Beyond these generic data, the book refrains from statting deities individually, while a lot of data are provided for the avatars. It mentions that the avatars embody "a small portion of the god's power", and "an almost infinitely vast gulf of power lies between the god and the avatar". Note that 2e avatars are already very powerful (some more powerful than the 1e powers themselves), so trying to stat deities is not going to be very meaningful.

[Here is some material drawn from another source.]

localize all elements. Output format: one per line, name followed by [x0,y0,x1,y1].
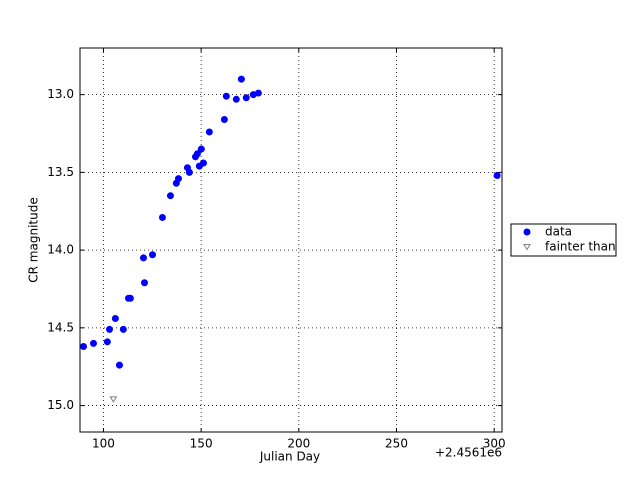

Note: All the information from F&A that is listed above is also present in the 2e version of Legends and Lore (L&L 2e), published in 1990. Assuming that one of the goals of looking for the gaming statistics for deities is to make them targets of player characters, you might be interested in knowing that the L&L 2e explicitly mentions that:
... gods ... cannot be killed by anything save another god of greater stature, or by a god of any stature using an artifact. This means that no mortal may ever kill any god.